Chañar (Geoffroea decoraticans) is an endangered plant of the Fabaceae family accustomed to arid climates. It is found between Regions I and IV in Chile (concentrated mostly in Regions III and IV), and also in parts of northwestern Argentina. In fact, there is even a town with the name of Chañar in Region IV. A large forest can be found in the Valley of Monte Patria. The tree has flaky bark and produces yellow flowers in spring (between September and October), fruiting between November and January. The fruit is fleshy and sweet with a pit or stone inside. The fruit is also used to make a type of syrup and other traditional products.
Chañar syrup is prepared by boiling the fruit for several hours, reducing the juices and pulp to a thick consistency. Locally, it has been compared to honey. It has an intense flavor with a slight hint of citrus highlighting the smoky flavor that comes from the hours of boiling over an open flame or coals. It is viscous and dark caramel in color. Some have mentioned that in the past roasted chañar was used to prepare a type of coffee. Dried fruits were also used to make a flour used in breadmaking. The tree’s bark, leaves and flowers can also be prepared boiled in water to make a cough syrup, or dried for later use. Letting the fruit ferment means it can be used to prepare a drink called chicha, or to prepare aloja de chañar, made from the crushed, boiled pulp.
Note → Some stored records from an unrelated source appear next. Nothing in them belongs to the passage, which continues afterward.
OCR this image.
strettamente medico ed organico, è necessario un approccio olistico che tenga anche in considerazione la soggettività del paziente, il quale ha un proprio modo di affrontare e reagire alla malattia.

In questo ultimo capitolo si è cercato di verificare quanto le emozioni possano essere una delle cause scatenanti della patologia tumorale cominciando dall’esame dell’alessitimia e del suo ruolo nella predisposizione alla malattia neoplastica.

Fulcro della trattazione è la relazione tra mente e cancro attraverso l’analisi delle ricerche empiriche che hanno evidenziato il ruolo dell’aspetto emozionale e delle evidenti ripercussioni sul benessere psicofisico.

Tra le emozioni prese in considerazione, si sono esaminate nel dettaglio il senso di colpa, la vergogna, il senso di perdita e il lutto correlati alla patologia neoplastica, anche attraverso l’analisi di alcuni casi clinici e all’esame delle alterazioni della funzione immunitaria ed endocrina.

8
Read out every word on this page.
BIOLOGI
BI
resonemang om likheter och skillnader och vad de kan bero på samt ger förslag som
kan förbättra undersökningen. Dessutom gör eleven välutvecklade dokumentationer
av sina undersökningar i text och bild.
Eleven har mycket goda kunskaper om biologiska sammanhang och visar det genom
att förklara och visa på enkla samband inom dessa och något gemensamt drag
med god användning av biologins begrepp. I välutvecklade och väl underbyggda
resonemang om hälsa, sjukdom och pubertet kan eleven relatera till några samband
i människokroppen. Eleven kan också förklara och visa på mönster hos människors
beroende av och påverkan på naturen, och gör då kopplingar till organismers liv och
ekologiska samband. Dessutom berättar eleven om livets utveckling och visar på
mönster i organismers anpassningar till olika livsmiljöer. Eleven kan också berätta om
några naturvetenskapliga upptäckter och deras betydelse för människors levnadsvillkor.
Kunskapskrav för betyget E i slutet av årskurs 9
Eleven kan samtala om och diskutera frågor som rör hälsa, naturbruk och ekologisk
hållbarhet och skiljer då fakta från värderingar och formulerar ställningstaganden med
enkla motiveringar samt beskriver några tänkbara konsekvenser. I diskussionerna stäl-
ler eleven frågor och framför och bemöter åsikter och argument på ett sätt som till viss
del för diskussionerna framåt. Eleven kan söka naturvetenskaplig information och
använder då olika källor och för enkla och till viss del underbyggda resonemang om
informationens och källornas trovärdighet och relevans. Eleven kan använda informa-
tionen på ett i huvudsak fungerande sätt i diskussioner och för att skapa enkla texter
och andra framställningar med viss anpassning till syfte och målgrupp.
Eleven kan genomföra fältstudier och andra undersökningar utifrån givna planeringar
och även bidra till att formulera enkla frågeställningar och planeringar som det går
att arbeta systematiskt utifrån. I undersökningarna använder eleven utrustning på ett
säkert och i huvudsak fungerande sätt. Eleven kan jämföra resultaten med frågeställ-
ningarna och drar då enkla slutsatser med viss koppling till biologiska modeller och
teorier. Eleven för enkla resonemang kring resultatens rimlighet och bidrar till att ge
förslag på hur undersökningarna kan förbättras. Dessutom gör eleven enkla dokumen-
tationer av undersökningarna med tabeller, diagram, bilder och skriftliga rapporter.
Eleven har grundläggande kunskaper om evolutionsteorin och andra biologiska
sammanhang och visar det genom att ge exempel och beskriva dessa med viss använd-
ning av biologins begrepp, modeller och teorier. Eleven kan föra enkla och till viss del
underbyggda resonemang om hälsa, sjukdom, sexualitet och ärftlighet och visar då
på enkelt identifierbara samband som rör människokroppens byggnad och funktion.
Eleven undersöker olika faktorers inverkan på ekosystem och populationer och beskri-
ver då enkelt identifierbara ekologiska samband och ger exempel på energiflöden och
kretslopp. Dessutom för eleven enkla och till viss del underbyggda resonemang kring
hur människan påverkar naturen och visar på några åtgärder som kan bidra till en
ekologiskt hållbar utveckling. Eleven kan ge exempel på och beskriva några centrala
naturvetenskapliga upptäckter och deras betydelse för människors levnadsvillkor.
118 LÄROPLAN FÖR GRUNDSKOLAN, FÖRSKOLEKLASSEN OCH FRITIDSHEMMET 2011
Also at risk of being lost is the preparation of a type of chañar candy, made with milk or water, flour and a bit of fat, a recipe that has been in existence since ancient times. In Argentina, frequently the Maká, Tobas, and Pilagá Indians boil patalcas (so are called the fruit), while preserving the pit and seeds, to create a dough which is eaten with fat or used to prepare ball-shaped breads. Mixing the mashed fruit with milk or water and other flours (like carob) creates a dish called añapa. In the historical production area of northern Argentina (primarily in the provinces of Santiago del Estero, Chaco, and Catamarca), chañar, particularly the variety from the Chaqueño mountains, has always been a source of survival for the numerous generations of natives and immigrants that depended on the fruit for food supply, for mending fabrics, and for preserving the species.
In the Aymara and Atacama areas it continues to be used today, though it competes in popularity with more productive, imported fruits from Europe. Chañar is mainly gathered from the wild for personal use, though occasionally the syrup can be found on the market. The coffee and flour made from chañar, however, are not commercially sold. Increasingly, adulterated versions of the syrup, with water and sugar added, are being found for commercial sale.
Chañar has long been documented as being used by the people of Chile. However, because the tree has been indiscriminately harvested for use as firewood, it has become a protected species (though the fruits may be used freely). Many have lost the knowledge of how to prepare products from the raw chañar. The syrup has started to be recognized for its culinary potential, but recent use of the fruit to produce cosmetics may threaten this development.